Devant le parlement valaisan, lundi matin, Oskar Freysinger n’aura pas défendu la loi sur l’école primaire élaborée par son prédécesseur. Mais il n’aura pas non plus encouragé l’UDC, dont la section haut-valaisanne a refusé d’entrer en matière, et dont la section francophone a proposé le renvoi au Conseil d’Etat. L’UDC du Valais romand reproche au texte de faire baisser la qualité de l’école valaisanne, de reprendre «en catimini» les réformes voulues par «E2000», rejetées par les Valaisans il y a 13 ans et par Oskar Freysinger, qui faisait alors partie des enseignants opposés à cette loi.

«Je dois défendre une loi que je n’ai pas élaborée, qui est bien mais qui comporte aussi des problèmes dont le parlement se rend compte», a répondu le conseiller d’Etat fraîchement élu à la suite des prises de position des groupes parlementaires. «La réforme est devisée à 10,9 millions de francs, mais plusieurs de ses aspects sont susceptibles de coûter plus cher. Il y a, notamment, les questions du report de certaines charges sur les communes, ou celle des équipes pédagogiques», a-t-il poursuivi, faisant allusion au fait que la nouvelle loi prévoit que les enseignants travaillent à plusieurs par classe. Il a finalement recommandé au parlement d’entrer en matière et de «prendre le temps de trouver des solutions aux nombreux amendements qui ont été déposés». Il a rappelé ce qui devait impérativement figurer dans la loi à cause de la signature du concordat romand HarmoS: l’harmonisation des plans d’étude, l’école enfantine obligatoire, ou encore l’introduction d’une deuxième langue étrangère. Ce faisant, il a laissé la porte ouverte à des changements concernant tous les autres points, comme l’insertion ou la séparation des élèves en difficulté, les maîtres de classe stables ou les équipes pédagogiques, les temps partiels, etc.
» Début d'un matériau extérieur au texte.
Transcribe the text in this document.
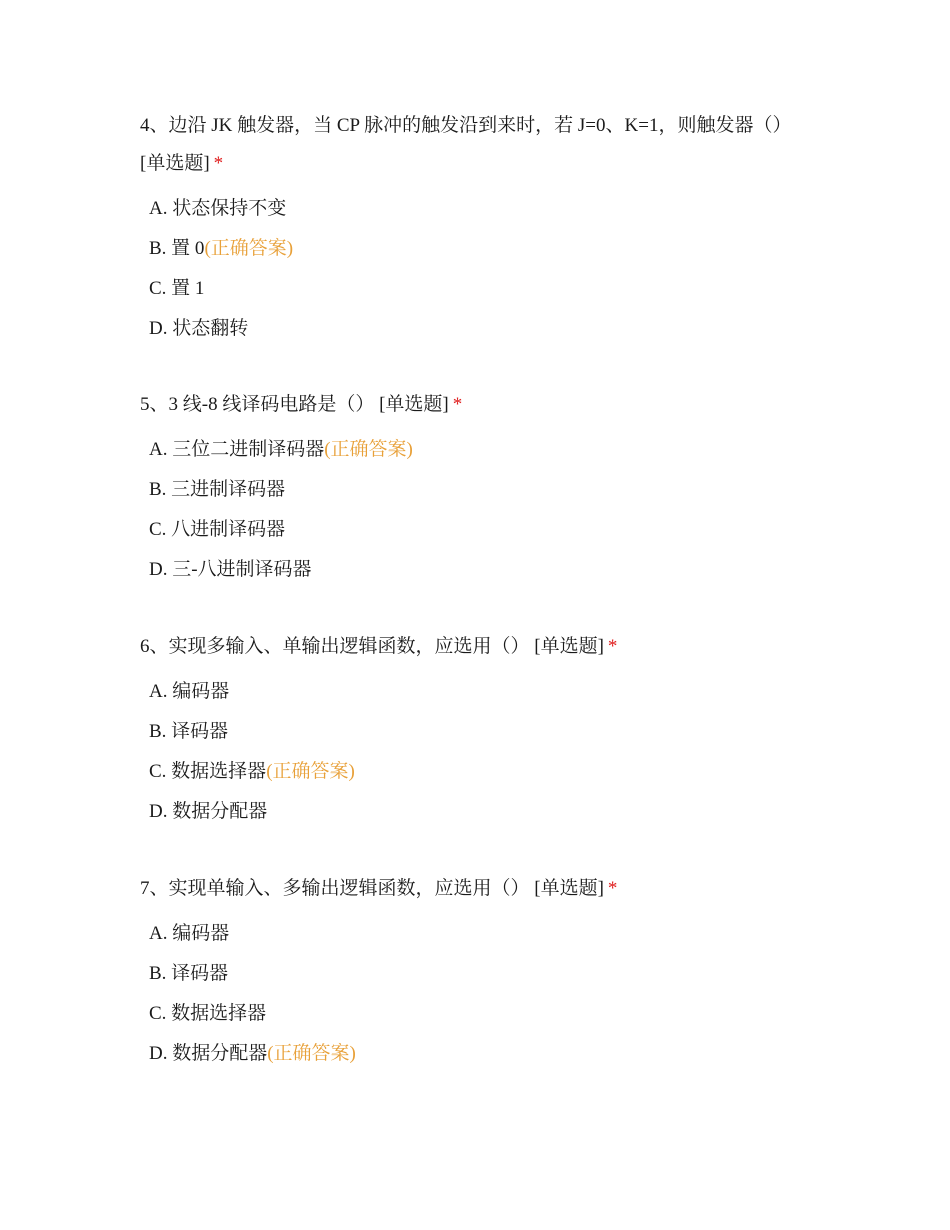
4、边沿 JK 触发器，当 CP 脉冲的触发沿到来时，若 J=0、K=1，则触发器（） [单选题] *

A. 状态保持不变
B. 置 0(正确答案)
C. 置 1
D. 状态翻转

5、3 线-8 线译码电路是（） [单选题] *

A. 三位二进制译码器(正确答案)
B. 三进制译码器
C. 八进制译码器
D. 三-八进制译码器

6、实现多输入、单输出逻辑函数，应选用（） [单选题] *

A. 编码器
B. 译码器
C. 数据选择器(正确答案)
D. 数据分配器

7、实现单输入、多输出逻辑函数，应选用（） [单选题] *

A. 编码器
B. 译码器
C. 数据选择器
D. 数据分配器(正确答案)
Le parlement l’a suivi par 70 voix contre 34 et 4 abstentions. La première lecture de la loi aura lieu jeudi. Elle est l’une des nombreuses réformes de l’éducation que le Valais a entreprises depuis 2008 en légiférant sur la formation professionnelle, le cycle d’orientation et le personnel enseignant. La loi sur le sport et celle sur l’école primaire sont actuellement devant le Grand Conseil. Oskar Freysinger aura encore à réformer l’école secondaire et la loi sur l’instruction publique (LIP), qui devra définir les valeurs de l’école valaisanne. Un sujet qui promet d’être chaud en Valais, où l’on s’oppose déjà à trop d’éducation au détriment de la formation, et où l’UDC craint la perte des valeurs chrétiennes.